3Le rite a aussi un côté sensoriel qui n’est pas moins important : les images, la musique, les discours et les sons ont une emprise sur les participants. À cet aspect sensoriel il faut ajouter l’expérience de faire partie d’une foule ou de marcher à un rythme déterminé dans un défilé, de traverser un paysage urbain, pendant un long laps de temps : tout ceci a une forte influence sur le corps des participants3. Mis ensemble, ces éléments peuvent créer une expérience unique qui, combinée aux aspects cognitifs du rite, peut produire un état mental que l’anthropologue Suzanne Langer a dénommé « transformation ». Une telle transformation survient quand les symboles présentés au cours du rite et son objet – comme la nation ou le parti – fusionnent et deviennent un tout indifférencié. L’abstraction devient palpable et les participants prennent conscience de ses caractéristiques particulières4.
4Si le rite est la représentation d’une réalité sociale, le rite télévisé est une représentation au second degré, la représentation d’une représentation. Comme le rite, la diffusion à la télévision obéit à certaines règles formelles et toute analyse du rite à la télévision doit prendre en considération les deux systèmes de représentation. La relation entre les deux systèmes n’est jamais simple : tantôt la retransmission suit le rite de très près et tente de s’adapter à ses règles ; tantôt, on adapte le rite ou on le crée même spécialement en vue d’une retransmission télévisée. Il y a aussi une hiérarchie entre les deux systèmes de représentation : comme c’est la télévision qui cadre le rite, c’est elle qui, par ses règles, détermine en premier lieu le sens général de l’événement5. Cependant, c’est le rite avec sa structure formelle, ses symboles et ses gestes, qui est au cœur de l’émission et on ne doit en aucun cas l’ignorer, quelle que soit l’analyse à laquelle on procède.
5Si l’on applique les deux aspects du rite, l’aspect cognitif et l’aspect vécu, à l’analyse de la diffusion du rite à la télévision, on découvre qu’il y a de nombreuses différences entre les deux systèmes de représentation. Quand on compare l’aspect cognitif des deux systèmes, il est évident que le rite télévisé est beaucoup plus riche. Alors que celui qui participe à un rite n’a qu’un seul point de vue, le sien, l’usage de plusieurs caméras pour couvrir le rite permet au téléspectateur de voir l’événement sous différents angles et à des distances variées.
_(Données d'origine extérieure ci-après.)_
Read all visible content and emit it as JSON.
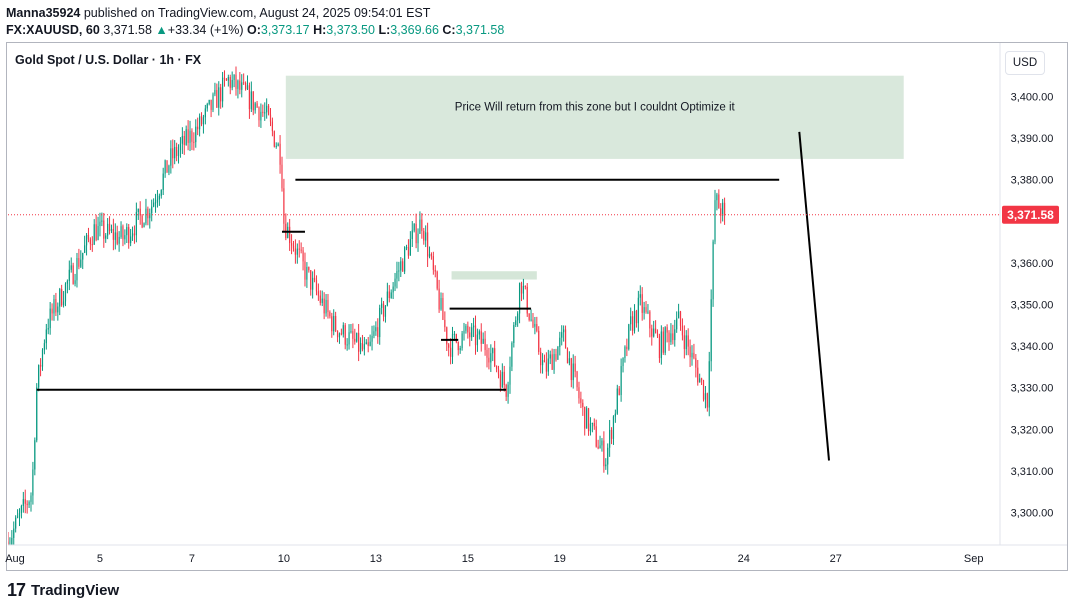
{
  "header": {
    "author": "Manna35924",
    "published_text": "published on TradingView.com, August 24, 2025 09:54:01 EST",
    "symbol": "FX:XAUUSD, 60",
    "last": "3,371.58",
    "change": "+33.34 (+1%)",
    "o_label": "O:",
    "o": "3,373.17",
    "h_label": "H:",
    "h": "3,373.50",
    "l_label": "L:",
    "l": "3,369.66",
    "c_label": "C:",
    "c": "3,371.58"
  },
  "chart_title": "Gold Spot / U.S. Dollar · 1h · FX",
  "currency_button": "USD",
  "brand": {
    "logo": "17",
    "name": "TradingView"
  },
  "colors": {
    "up": "#089981",
    "down": "#f23645",
    "zone": "#d5e6d8",
    "price_line": "#f23645"
  },
  "chart_data": {
    "type": "candlestick",
    "price_label": "3,371.58",
    "last_price": 3371.58,
    "ylim": [
      3292,
      3410
    ],
    "y_ticks": [
      {
        "v": 3400,
        "t": "3,400.00"
      },
      {
        "v": 3390,
        "t": "3,390.00"
      },
      {
        "v": 3380,
        "t": "3,380.00"
      },
      {
        "v": 3360,
        "t": "3,360.00"
      },
      {
        "v": 3350,
        "t": "3,350.00"
      },
      {
        "v": 3340,
        "t": "3,340.00"
      },
      {
        "v": 3330,
        "t": "3,330.00"
      },
      {
        "v": 3320,
        "t": "3,320.00"
      },
      {
        "v": 3310,
        "t": "3,310.00"
      },
      {
        "v": 3300,
        "t": "3,300.00"
      }
    ],
    "xlim": [
      0,
      1560
    ],
    "x_ticks": [
      {
        "h": 0,
        "t": "Aug"
      },
      {
        "h": 96,
        "t": "5"
      },
      {
        "h": 192,
        "t": "7"
      },
      {
        "h": 288,
        "t": "10"
      },
      {
        "h": 384,
        "t": "13"
      },
      {
        "h": 480,
        "t": "15"
      },
      {
        "h": 576,
        "t": "19"
      },
      {
        "h": 672,
        "t": "21"
      },
      {
        "h": 768,
        "t": "24"
      },
      {
        "h": 864,
        "t": "27"
      },
      {
        "h": 1008,
        "t": "Sep"
      }
    ],
    "anchors": [
      [
        0,
        3293
      ],
      [
        25,
        3305
      ],
      [
        30,
        3330
      ],
      [
        40,
        3345
      ],
      [
        90,
        3368
      ],
      [
        120,
        3366
      ],
      [
        150,
        3374
      ],
      [
        170,
        3385
      ],
      [
        200,
        3393
      ],
      [
        230,
        3404
      ],
      [
        250,
        3400
      ],
      [
        270,
        3395
      ],
      [
        285,
        3386
      ],
      [
        288,
        3370
      ],
      [
        310,
        3358
      ],
      [
        340,
        3345
      ],
      [
        375,
        3338
      ],
      [
        400,
        3354
      ],
      [
        420,
        3365
      ],
      [
        432,
        3370
      ],
      [
        460,
        3340
      ],
      [
        480,
        3343
      ],
      [
        500,
        3340
      ],
      [
        520,
        3330
      ],
      [
        535,
        3356
      ],
      [
        560,
        3334
      ],
      [
        580,
        3342
      ],
      [
        600,
        3324
      ],
      [
        624,
        3313
      ],
      [
        650,
        3345
      ],
      [
        660,
        3350
      ],
      [
        680,
        3340
      ],
      [
        700,
        3346
      ],
      [
        730,
        3327
      ],
      [
        738,
        3375
      ],
      [
        748,
        3371.58
      ]
    ],
    "annotations": {
      "zone": {
        "x0": 290,
        "x1": 935,
        "y0": 3385,
        "y1": 3405,
        "label": "Price Will return from this zone but I couldnt Optimize it"
      },
      "small_zone": {
        "x0": 463,
        "x1": 552,
        "y0": 3356,
        "y1": 3358
      },
      "lines": [
        {
          "x0": 30,
          "x1": 520,
          "y0": 3329.5,
          "y1": 3329.5
        },
        {
          "x0": 300,
          "x1": 805,
          "y0": 3380,
          "y1": 3380
        },
        {
          "x0": 286,
          "x1": 310,
          "y0": 3367.5,
          "y1": 3367.5
        },
        {
          "x0": 461,
          "x1": 546,
          "y0": 3349,
          "y1": 3349
        },
        {
          "x0": 452,
          "x1": 470,
          "y0": 3341.5,
          "y1": 3341.5
        },
        {
          "x0": 826,
          "x1": 857,
          "y0": 3391.5,
          "y1": 3312.5
        }
      ]
    }
  }
}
La voix du commentateur qui suit l’événement et explique son déroulement aux spectateurs qui sont chez eux ajoute une dimension supplémentaire à l’information déjà incluse dans l’événement. Le commentaire peut restreindre la possibilité qu’ont les téléspectateurs d’avoir une interprétation personnelle du rite – point que nous développerons plus tard dans l’article – mais incontestablement il enrichit la dimension cognitive de l’événement.
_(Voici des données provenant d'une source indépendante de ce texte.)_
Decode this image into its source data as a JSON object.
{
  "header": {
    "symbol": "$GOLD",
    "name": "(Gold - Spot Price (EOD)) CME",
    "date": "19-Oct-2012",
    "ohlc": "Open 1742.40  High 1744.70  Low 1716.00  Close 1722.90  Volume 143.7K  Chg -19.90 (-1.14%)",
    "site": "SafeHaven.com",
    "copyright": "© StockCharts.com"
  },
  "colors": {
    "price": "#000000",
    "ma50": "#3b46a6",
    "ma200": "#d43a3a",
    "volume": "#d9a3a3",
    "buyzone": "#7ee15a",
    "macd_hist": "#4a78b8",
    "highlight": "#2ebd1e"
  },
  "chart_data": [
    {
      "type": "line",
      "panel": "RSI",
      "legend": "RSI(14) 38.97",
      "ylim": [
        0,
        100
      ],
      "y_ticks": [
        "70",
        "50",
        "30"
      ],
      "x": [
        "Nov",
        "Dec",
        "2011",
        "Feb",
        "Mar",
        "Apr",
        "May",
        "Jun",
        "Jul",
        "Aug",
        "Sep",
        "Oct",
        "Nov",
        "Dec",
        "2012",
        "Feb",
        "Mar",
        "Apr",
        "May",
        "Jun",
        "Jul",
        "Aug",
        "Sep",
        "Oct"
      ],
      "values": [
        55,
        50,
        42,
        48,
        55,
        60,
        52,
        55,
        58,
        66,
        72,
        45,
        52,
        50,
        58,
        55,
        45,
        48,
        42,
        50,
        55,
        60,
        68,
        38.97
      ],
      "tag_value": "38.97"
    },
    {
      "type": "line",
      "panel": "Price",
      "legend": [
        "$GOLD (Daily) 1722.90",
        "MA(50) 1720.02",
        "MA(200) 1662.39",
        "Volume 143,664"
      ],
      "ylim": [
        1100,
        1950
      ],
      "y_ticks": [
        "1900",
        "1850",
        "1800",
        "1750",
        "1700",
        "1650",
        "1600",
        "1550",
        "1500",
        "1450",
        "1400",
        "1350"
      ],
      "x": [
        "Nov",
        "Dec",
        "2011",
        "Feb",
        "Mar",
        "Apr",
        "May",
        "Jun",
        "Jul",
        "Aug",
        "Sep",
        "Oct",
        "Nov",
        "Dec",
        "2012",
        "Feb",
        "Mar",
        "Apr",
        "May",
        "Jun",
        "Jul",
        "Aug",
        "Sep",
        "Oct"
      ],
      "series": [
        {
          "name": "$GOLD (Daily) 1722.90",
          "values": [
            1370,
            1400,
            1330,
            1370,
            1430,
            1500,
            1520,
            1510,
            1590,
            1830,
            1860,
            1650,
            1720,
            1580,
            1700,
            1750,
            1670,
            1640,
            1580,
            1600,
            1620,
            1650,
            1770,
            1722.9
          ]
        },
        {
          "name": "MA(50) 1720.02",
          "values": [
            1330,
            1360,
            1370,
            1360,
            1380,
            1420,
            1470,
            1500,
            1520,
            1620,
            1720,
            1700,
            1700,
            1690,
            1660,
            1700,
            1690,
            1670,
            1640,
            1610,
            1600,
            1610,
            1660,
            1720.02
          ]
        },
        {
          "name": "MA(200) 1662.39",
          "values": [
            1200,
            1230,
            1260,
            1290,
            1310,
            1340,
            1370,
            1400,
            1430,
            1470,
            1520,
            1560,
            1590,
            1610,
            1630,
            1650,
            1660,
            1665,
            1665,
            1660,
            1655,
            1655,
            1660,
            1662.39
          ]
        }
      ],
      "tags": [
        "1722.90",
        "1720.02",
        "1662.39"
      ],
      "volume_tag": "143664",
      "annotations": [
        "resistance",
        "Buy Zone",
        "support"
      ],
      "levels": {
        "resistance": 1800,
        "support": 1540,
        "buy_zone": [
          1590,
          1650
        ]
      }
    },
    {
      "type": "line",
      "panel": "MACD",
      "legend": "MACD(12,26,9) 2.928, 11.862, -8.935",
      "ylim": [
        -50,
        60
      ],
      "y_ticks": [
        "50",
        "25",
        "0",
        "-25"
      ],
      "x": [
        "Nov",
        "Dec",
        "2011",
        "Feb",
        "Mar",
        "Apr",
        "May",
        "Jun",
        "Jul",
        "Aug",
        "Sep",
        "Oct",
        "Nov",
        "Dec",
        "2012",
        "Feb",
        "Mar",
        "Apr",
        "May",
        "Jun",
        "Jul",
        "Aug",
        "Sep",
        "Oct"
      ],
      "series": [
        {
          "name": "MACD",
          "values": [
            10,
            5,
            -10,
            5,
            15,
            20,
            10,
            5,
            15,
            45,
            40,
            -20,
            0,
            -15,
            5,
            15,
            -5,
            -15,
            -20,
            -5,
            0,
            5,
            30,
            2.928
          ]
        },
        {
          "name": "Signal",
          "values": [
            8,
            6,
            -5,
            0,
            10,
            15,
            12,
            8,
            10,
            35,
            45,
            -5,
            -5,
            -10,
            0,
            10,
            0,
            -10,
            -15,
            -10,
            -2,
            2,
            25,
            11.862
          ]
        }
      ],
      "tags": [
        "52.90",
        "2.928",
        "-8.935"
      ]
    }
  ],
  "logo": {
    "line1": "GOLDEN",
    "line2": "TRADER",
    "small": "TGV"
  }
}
6Par ailleurs, voir le rite sur l’écran de télévision est une expérience beaucoup plus pauvre que d’y participer « pour de vrai » dans les rues et sur les places de la ville, notamment parce que le corps du spectateur n’est pas totalement impliqué dans l’activité rituelle. Cependant, cela ne veut pas dire que regarder le rite chez soi, seul ou avec des membres de la famille, ou bien dans un lieu public, par exemple dans un café, n’a pas une signification propre. Néanmoins, la signification dépend du mode de transmission : il y a une grande différence entre voir le déroulement d’un rite civique dans le cadre du journal télévisé de la journée ou le voir en direct. Dans le premier cas, le rite s’intègre aux nouvelles présentées dans le journal télévisé du jour alors que dans le deuxième cas il s’agit d’un événement extra-ordinaire, qui interrompt le déroulement régulier des programmes de la télévision et y occupe une place spéciale. Nous ne possédons pas beaucoup de données sur les conditions dans lesquelles les publics regardent les rites à la télévision, mais nous pouvons supposer que les regarder à domicile crée une sorte d’effacement des frontières entre la sphère publique et la sphère privée, puisque chaque foyer devient une extension de l’espace où le rite prend place. On crée ainsi une foule d’un genre différent : non pas la foule dense et limitée qui se rassemble sur une place ou dans une rue pour participer au rite, mais une foule plus diffuse et beaucoup plus large de spectateurs qui regardent le rite chez eux, simultanément, mais séparément.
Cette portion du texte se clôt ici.